Rogues’ Gallery describes itself as a history of art and its dealers, and Philip Hook, who has worked at the top of Sotheby’s for decades, is well versed in his subject. Sadly for the prurient, this is not an exposé of the excesses of the market from one of its high priests; and Hook says that where possible he has avoided writing about the living. It is hard not to feel a bit disappointed. For an alarming moment in the introduction, it seemed as if he was preparing to write an academic treatise about how dealers influence art and taste.
The book does start as more of a conventional history of art-dealing, but it quickly gets into its stride, rattling off the lives of the great dealers of French impressionism and European and American modernism in an engaging style spiced with mordant humour. Peter Wilson fleeces an intoxicated billionairess from the Sotheby’s podium, while the Marlborough Gallery director Frank Lloyd leans on a client like this: ‘You can change your décor, you can change your wife, but you won’t want to change this Bacon once you own it.’
The collective biography is a good idea. Different dealers, and indeed different markets, influence art in different ways. More problematically, the book covers both dealers who represented artists and those, like Lord Duveen, who traded secondhand masterpieces. Perhaps it is impossible to extricate the two types of dealing but the questions raised by each are very different. Nevertheless, one part of the story is the same: art’s centre of gravity moves from Europe to America and the last rogue in Hook’s gallery is Leo Castelli, the dealer most identified with pop art. By this stage, not only has the art been shipped to America, it has also become American. This seems to point to a depressing truth: that beyond dealers and even beyond artists it has always been the same invisible hand pulling the strings: the economy.
The first dealer to realise the potential of America seems to have been Paul Durand-Ruel, and if it is appropriate to talk about a hero in this book then Durand-Ruel is the man. He is the model for all the later art dealers: fixing prices, hiring public relations men and sucking up to museums. Hook draws an interesting parallel between Durand-Ruel and the Belgian-born impressario of the London art market, Ernest Gambart, 17 years his senior. Gambart sold spectacular paintings by Lord Leighton and Sir Lawrence Alma-Tadema of an idealised and often silly antiquity to mighty Victorian industrialists for vast sums, but he made even more money from selling prints after the paintings and tickets to exhibitions. Yet for all his success in enriching himself and his stable of artists, his version of art-dealing, and the reputation of the art he sold, was all but extinguished by the success of Durand-Ruel, who created the market for impressionism. Perhaps the entertainment value of art for a penny a peep was destroyed by the cinema, but the author also suggests that Gambart sold spectacular subject matter (irrespective of artist) whereas impressionism sold the artist.
Either way, this clearly worked well for the art market both then, and as it does now.
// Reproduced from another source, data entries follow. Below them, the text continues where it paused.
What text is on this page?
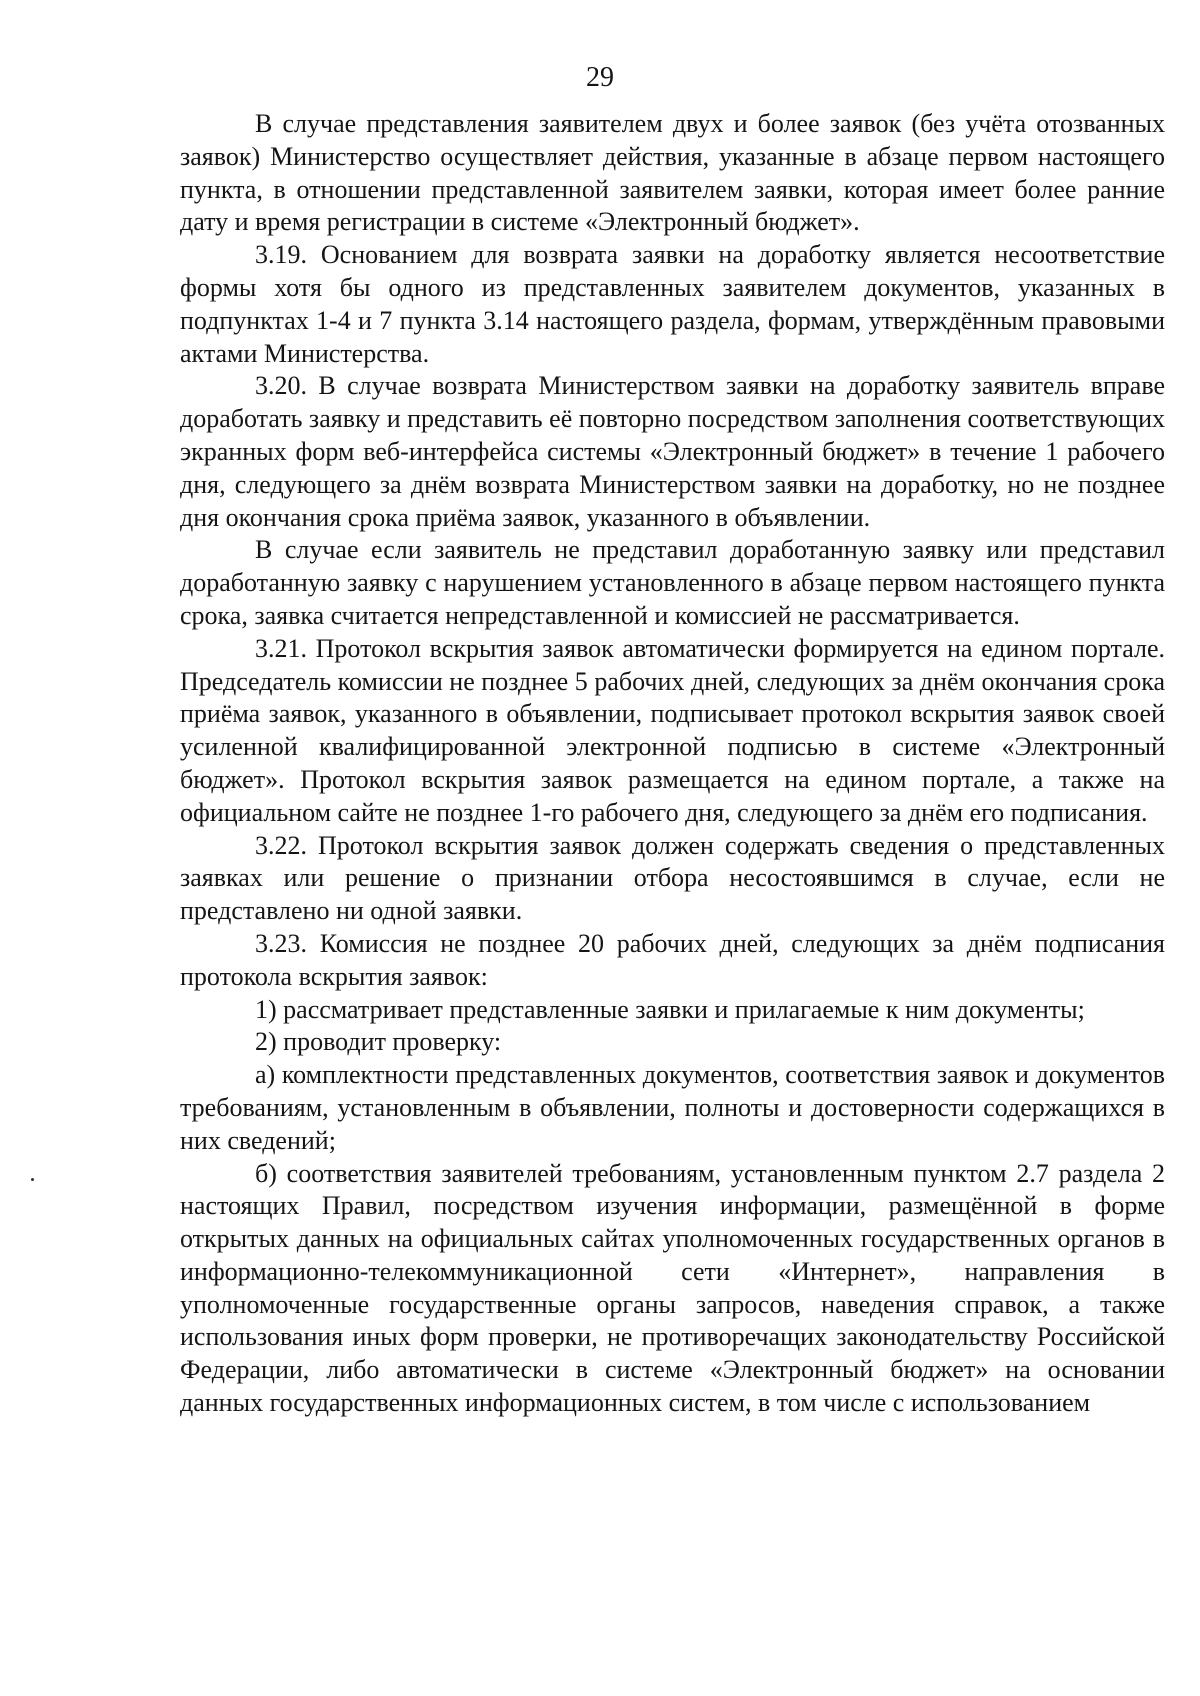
29

В случае представления заявителем двух и более заявок (без учёта отозванных заявок) Министерство осуществляет действия, указанные в абзаце первом настоящего пункта, в отношении представленной заявителем заявки, которая имеет более ранние дату и время регистрации в системе «Электронный бюджет».

3.19. Основанием для возврата заявки на доработку является несоответствие формы хотя бы одного из представленных заявителем документов, указанных в подпунктах 1-4 и 7 пункта 3.14 настоящего раздела, формам, утверждённым правовыми актами Министерства.

3.20. В случае возврата Министерством заявки на доработку заявитель вправе доработать заявку и представить её повторно посредством заполнения соответствующих экранных форм веб-интерфейса системы «Электронный бюджет» в течение 1 рабочего дня, следующего за днём возврата Министерством заявки на доработку, но не позднее дня окончания срока приёма заявок, указанного в объявлении.

В случае если заявитель не представил доработанную заявку или представил доработанную заявку с нарушением установленного в абзаце первом настоящего пункта срока, заявка считается непредставленной и комиссией не рассматривается.

3.21. Протокол вскрытия заявок автоматически формируется на едином портале. Председатель комиссии не позднее 5 рабочих дней, следующих за днём окончания срока приёма заявок, указанного в объявлении, подписывает протокол вскрытия заявок своей усиленной квалифицированной электронной подписью в системе «Электронный бюджет». Протокол вскрытия заявок размещается на едином портале, а также на официальном сайте не позднее 1-го рабочего дня, следующего за днём его подписания.

3.22. Протокол вскрытия заявок должен содержать сведения о представленных заявках или решение о признании отбора несостоявшимся в случае, если не представлено ни одной заявки.

3.23. Комиссия не позднее 20 рабочих дней, следующих за днём подписания протокола вскрытия заявок:

1) рассматривает представленные заявки и прилагаемые к ним документы;

2) проводит проверку:

а) комплектности представленных документов, соответствия заявок и документов требованиям, установленным в объявлении, полноты и достоверности содержащихся в них сведений;

б) соответствия заявителей требованиям, установленным пунктом 2.7 раздела 2 настоящих Правил, посредством изучения информации, размещённой в форме открытых данных на официальных сайтах уполномоченных государственных органов в информационно-телекоммуникационной сети «Интернет», направления в уполномоченные государственные органы запросов, наведения справок, а также использования иных форм проверки, не противоречащих законодательству Российской Федерации, либо автоматически в системе «Электронный бюджет» на основании данных государственных информационных систем, в том числе с использованием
Impressionists make up a much bigger volume of work than academic artists and the market needs volume. Many of Hook’s rogues were passionate about modern art, with great personal collections of their own, but it certainly suited the bottom line. Meanwhile, the use of spectacular showmanship to sell expensive art was reinvented by the auction houses, and specifically by Peter Wilson, chairman of Sotheby’s, who pioneered the dinner- jacketed evening sale as an entertainment to rival the opera. Here he is clearly presented as a crook, with the ear of Wilson’s now-ancient younger colleagues; so this is as close as Hook gets to giving out insider knowledge.
It is a shame that Hook chose not to continue his narrative into living memory, past Castelli’s championing of pop art, past the rise and fall of Japan (which he doesn’t cover), up to the explosion of contemporary art prices. He does allude to that market briefly at the end, pointing out the mega-galleries with global presence that camouflage themselves as museums. But if he had covered the 2008 Damien Hirst sale at Sotheby’s it would have elucidated his principal question of the relationship between art and the market. That year, while Lehman Brothers was collapsing, Sotheby’s was directly marketing £111 million of Hirst’s work to successive ranks of the international rich.
Durand-Ruel and his successors all used their taste to make the market in art. But a century later a non-discriminatory marketplace was trying to get rid of dealers altogether. And did this global marketplace affect the art that was sold in it? Of course it did. It allowed it to be meretricious rubbish.